Che cosa possono fare genitori, insegnanti, operatori e amici di fronte a questi scenari spaventosi?
- Parlare con i ragazzi. Non appena si notano comportamenti o atteggiamenti diversi dal comportamento abituale: mutismo, depressione, frasi prive di speranza e cariche si dolore e senso di fallimento, isolamento dai coetanei, aumento delle ore passate su internet a scapito della vita reale, in questi casi è importante chiedere cosa stia accadendo, con un atteggiamento aperto e non giudicante. Spesso dietro ad un cambiamento improvviso si nascono episodi di bullismo, che meritano di essere scoperti. I ragazzi, anche se si mostrano duri, hanno bisogno di sapere che ci preoccupiamo per loro.
- Se i ragazzi accennano a pensieri suicidi o mostrano condotte di autolesionismo (tagli, ferite e bruciature sugli arti e sul corpo), è importante approfondire partendo da domande generiche. Poi, è bene chiedere più precisamente quello che pensano, l’intenzione e / o la pianificazione di comportamenti lesivi o suicidari. Il solo pensiero non è, per definizione, pericoloso. Scoprire se esistono questi pensieri è però un importante segnale di avvertimento che non va sottovalutato. Se questi pensieri sono combinati con l’intento, dovrebbe scattare l’allarme!

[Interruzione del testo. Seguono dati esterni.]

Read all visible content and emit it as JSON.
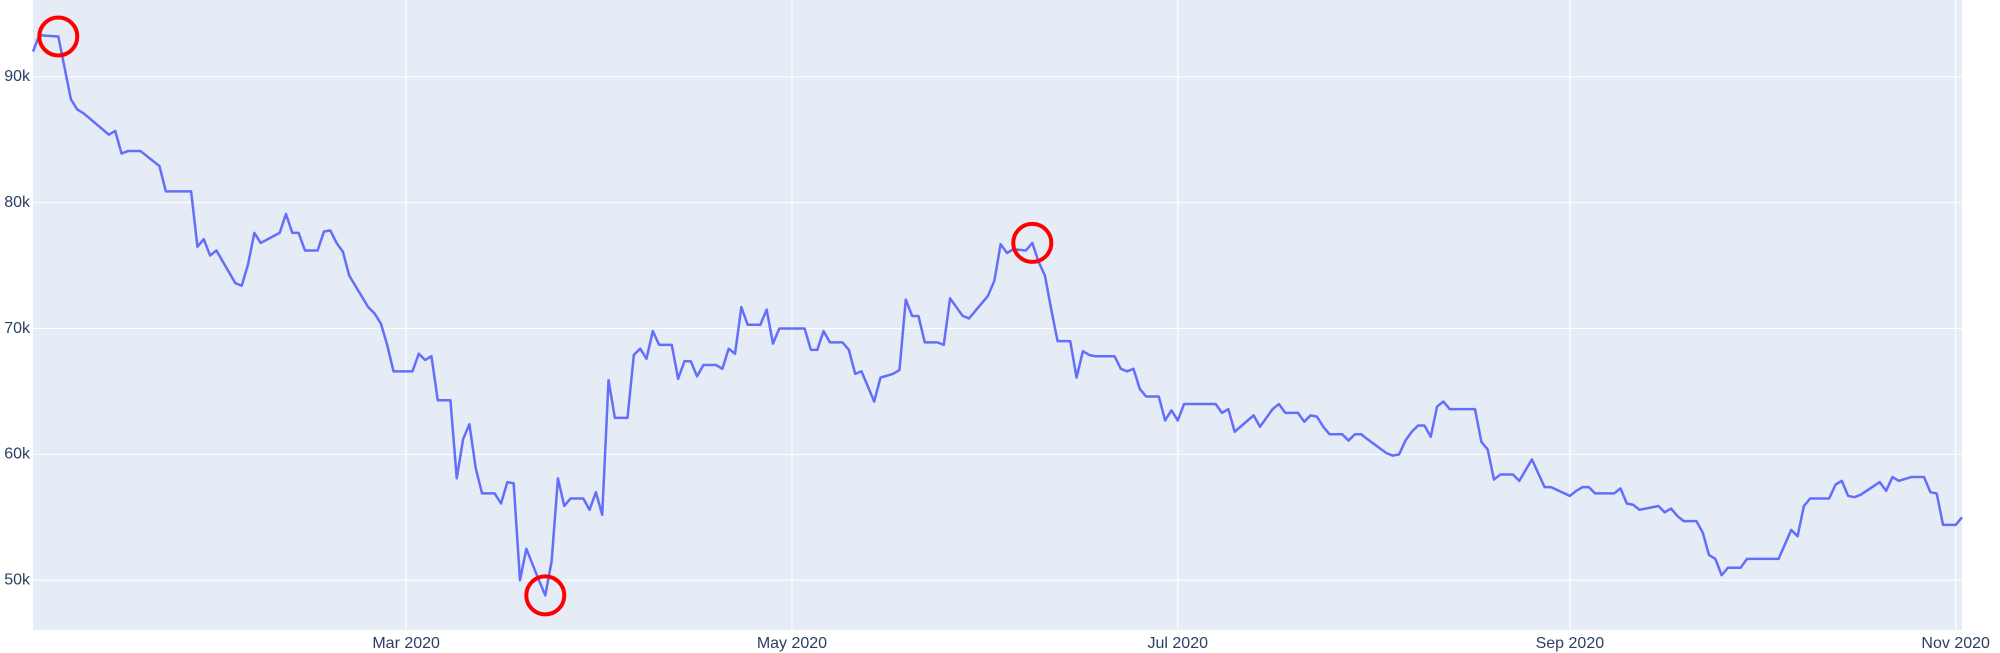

- E’ fondamentale considerare tutti i fattori di stress significativi nella vita del ragazzo. Come abbiamo visto sopra, esperienze prolungate di stress emotivo in famiglia, un lutto familiare, una malattia, problemi di apprendimento cronici, possono far precipitare la depressione e pensieri suicidi. Gli insegnanti possono avere un ruolo cruciale in questo, specialmente quando la situazione familiare è compromessa.
- Prestare attenzione alle abitudini del ragazzo. L’abuso di sostanze è accompagnato da comportamenti di evitamento rispetto agli adulti, diminuzione delle ore di sonno, calo del rendimento scolastico, peggioramento dell’aspetto fisico e del volto, frequentazione di luoghi a rischio. Sottovalutare questi elementi può essere molto rischioso. Le sostanze stupefacenti, inoltre, possono diminuire l’inibizione che normalmente previene l’autolesionismo e aumentano i comportamenti impulsivi e le condotte a rischio.
- Se c’è una storia familiare di disturbo dell’umore, di suicidio, o disturbi da uso di sostanze è bene avere uno sguardo ancora più attento per cogliere subito i segni di disagio.
- Non isolarsi. Una volta scoperto che un ragazzo è in difficoltà è importante chiedere aiuto a familiari o conoscenti di fiducia. Se siete preoccupati o avete dei sospetti cercate informazioni tra il gruppo dei pari o tra i genitori del gruppo dei pari. Molto spesso l’utilizzo di alcool o droghe, per esempio, può essere scoperto in questo modo.
- Se siete veramente preoccupati non esitate a chiamare un professionista della salute mentale: il vostro pediatra, uno psicoterapeuta, uno psichiatra, o un centro di salute mentale sul territorio. Il disagio mentale e la sofferenza psicologica non sono qualcosa di cui vergognarsi e da nascondere. Prima si affrontano, meglio è per il ragazzo.
In molti casi, il suicidio si può prevenire attraverso un aumento del sostegno sociale, un attento percorso di terapia, che può essere farmacologica, ma soprattutto di psicoterapia e grazie al tempestivo riconoscimento dei segnali di allarme.